N'y a-t-il pas des aspects positifs dans ce que vous connaissez de la réforme de la politique de cohésion ? Par exemple, la renationalisation des fonds ne permettrait-elle pas une gestion plus efficace des fonds face à la lenteur de certaines autorités de gestion régionales ? Le fait de développer l'accès aux fonds par des agences exécutives ne clarifie t-il pas l'accès pour les porteurs de projets, qui ne comprennent plus pourquoi passer, pour une même thématique, par les autorités régionales, et d'autres fois par Bruxelles ?

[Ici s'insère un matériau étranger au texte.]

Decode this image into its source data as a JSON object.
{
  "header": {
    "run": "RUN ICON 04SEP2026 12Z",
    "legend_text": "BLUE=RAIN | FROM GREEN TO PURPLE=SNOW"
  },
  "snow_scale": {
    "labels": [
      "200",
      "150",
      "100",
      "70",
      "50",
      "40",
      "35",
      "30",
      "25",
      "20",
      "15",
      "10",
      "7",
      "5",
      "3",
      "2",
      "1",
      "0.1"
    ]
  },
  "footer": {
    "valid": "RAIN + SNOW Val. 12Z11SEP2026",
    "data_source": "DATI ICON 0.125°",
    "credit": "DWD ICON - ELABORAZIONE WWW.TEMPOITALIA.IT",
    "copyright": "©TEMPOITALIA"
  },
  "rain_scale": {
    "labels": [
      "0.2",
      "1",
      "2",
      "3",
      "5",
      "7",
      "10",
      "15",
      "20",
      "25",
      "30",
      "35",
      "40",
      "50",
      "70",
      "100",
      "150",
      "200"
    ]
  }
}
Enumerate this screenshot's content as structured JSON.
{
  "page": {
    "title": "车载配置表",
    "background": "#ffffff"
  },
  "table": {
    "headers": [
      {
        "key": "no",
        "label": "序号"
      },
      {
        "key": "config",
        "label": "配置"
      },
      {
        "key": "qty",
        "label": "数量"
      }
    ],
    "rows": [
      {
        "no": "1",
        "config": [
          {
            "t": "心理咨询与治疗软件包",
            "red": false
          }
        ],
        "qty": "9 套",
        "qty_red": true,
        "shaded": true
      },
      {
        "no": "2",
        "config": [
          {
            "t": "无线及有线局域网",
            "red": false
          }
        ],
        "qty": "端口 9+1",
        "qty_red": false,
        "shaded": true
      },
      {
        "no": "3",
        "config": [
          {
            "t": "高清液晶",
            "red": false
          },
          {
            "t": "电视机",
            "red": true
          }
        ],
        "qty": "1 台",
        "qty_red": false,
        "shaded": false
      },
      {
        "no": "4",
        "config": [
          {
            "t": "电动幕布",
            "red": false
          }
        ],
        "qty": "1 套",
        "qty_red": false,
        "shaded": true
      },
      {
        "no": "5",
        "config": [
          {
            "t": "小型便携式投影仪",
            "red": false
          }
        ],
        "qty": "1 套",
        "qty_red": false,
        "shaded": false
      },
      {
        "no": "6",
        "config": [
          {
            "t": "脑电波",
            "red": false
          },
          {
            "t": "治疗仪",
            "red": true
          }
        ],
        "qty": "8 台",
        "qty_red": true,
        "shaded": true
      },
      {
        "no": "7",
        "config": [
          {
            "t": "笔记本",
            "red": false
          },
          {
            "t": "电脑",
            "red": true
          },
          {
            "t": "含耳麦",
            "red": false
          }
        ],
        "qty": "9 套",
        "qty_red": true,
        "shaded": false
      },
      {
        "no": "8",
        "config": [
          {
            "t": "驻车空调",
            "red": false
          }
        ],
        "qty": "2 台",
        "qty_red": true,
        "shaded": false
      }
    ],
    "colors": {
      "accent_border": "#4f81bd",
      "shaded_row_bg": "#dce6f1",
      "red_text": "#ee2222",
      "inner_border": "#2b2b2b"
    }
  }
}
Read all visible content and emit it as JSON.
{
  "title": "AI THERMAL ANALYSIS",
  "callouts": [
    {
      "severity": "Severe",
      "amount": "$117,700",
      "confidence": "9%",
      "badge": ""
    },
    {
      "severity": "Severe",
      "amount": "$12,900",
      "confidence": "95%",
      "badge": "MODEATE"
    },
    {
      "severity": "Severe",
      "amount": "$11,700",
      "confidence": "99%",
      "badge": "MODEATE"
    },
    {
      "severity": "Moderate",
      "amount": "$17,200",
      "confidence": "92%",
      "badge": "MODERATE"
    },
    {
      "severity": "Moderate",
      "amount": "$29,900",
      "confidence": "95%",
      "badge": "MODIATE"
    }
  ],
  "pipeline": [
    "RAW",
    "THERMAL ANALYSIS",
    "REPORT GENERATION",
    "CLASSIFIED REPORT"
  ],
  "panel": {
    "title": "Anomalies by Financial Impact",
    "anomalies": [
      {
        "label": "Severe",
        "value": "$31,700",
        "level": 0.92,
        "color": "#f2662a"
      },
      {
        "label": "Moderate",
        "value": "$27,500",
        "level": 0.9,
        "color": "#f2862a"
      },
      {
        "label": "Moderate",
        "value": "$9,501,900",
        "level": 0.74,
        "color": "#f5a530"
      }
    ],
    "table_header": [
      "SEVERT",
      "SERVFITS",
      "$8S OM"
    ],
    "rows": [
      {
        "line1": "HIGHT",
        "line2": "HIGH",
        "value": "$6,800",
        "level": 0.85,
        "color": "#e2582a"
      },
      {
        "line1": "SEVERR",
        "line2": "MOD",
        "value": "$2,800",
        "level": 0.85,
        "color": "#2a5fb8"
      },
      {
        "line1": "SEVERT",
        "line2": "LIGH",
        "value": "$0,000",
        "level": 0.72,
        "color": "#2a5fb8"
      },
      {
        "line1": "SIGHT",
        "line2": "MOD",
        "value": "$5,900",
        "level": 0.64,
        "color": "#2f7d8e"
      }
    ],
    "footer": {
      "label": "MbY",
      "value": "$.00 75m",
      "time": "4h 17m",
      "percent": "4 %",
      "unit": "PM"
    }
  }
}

Il y a des éléments positifs dans de précédents documents comme le rapport Barca (demandé par la précédente commissaire Danuta Hübner pour développer des recommandations sur l'avenir de la politique de cohésion, NDLR). L'ARE est favorable à l'idée du rapport Barca de la création d'un "conseil de la cohésion". Ce conseil pourrait décider de la future stratégie de la future politique de cohésion qui, de notre point de vue, devrait être décidée avant l'allocation des fonds. Le rapport Barca souligne aussi fortement l'importance d'une approche basée sur les territoires, que nous ne voyons malheureusement plus apparaître dans le projet de communication.
En ce qui concerne la France, actuellement, les fonds ne sont pas gérés par des autorités régionales mais par des autorités nationales, sauf en Alsace. Donc s'il y a des problèmes dans la gestion des fonds, ils doivent être recherchés au niveau national et déconcentré.
En ce qui concerne le nombre de fonds pour une même thématique, cette multiplicité est due au fait que différentes DG (directions générales) travaillent sur ces thématiques, ce qui peut compliquer le choix du programme pour les porteurs de projets régionaux. Par exemple : fonds structurels, programme innovation et compétitivité et PCRD sont trois programmes très différents qui travaillent tous sur la thématique de l'innovation mais avec un fonctionnement différent.
L'ARE vient de créer un groupe de travail chargé de plancher sur les questions d'harmonisation des procédures et critères d'éligibilité de tous ces programmes. Une harmonisation conduirait à une réduction de la bureaucratie.

 

 

 

 

Concrètement, quelles sont les prochaines étapes de cette négociation ? Allez-vous rencontrer José Manuel Barroso ?

Dans la lettre que je lui ai adressée, j'ai demandé au président Barroso un entretien au sujet de cette communication. J'avais déjà eu l'occasion, peu de temps après la mise en œuvre du plan de relance européen face à la crise économique, de le rencontrer et de lui rappeler qu'un plan de relance conçu sans consultation des régions serait une erreur.
Par exemple, selon le PNUD, entre 50% et 80% des mesures d'atténuation et d'adaptation au changement climatique dépendent, du point de vue de leur mise en œuvre, des collectivités. Je vous laisse constater à quel point il serait absurde, sous prétexte de redéployer la politique budgétaire vers l'économie verte, d'ignorer une fois encore les régions.
Les économistes le disent eux-mêmes : aujourd'hui, l'innovation se fait dans les territoires, grâce aux politiques de clusters entre autres. C'est cette vérité qu'il nous faut marteler, tant qu'elle n'est pas pleinement reconnue par les institutions de l'UE.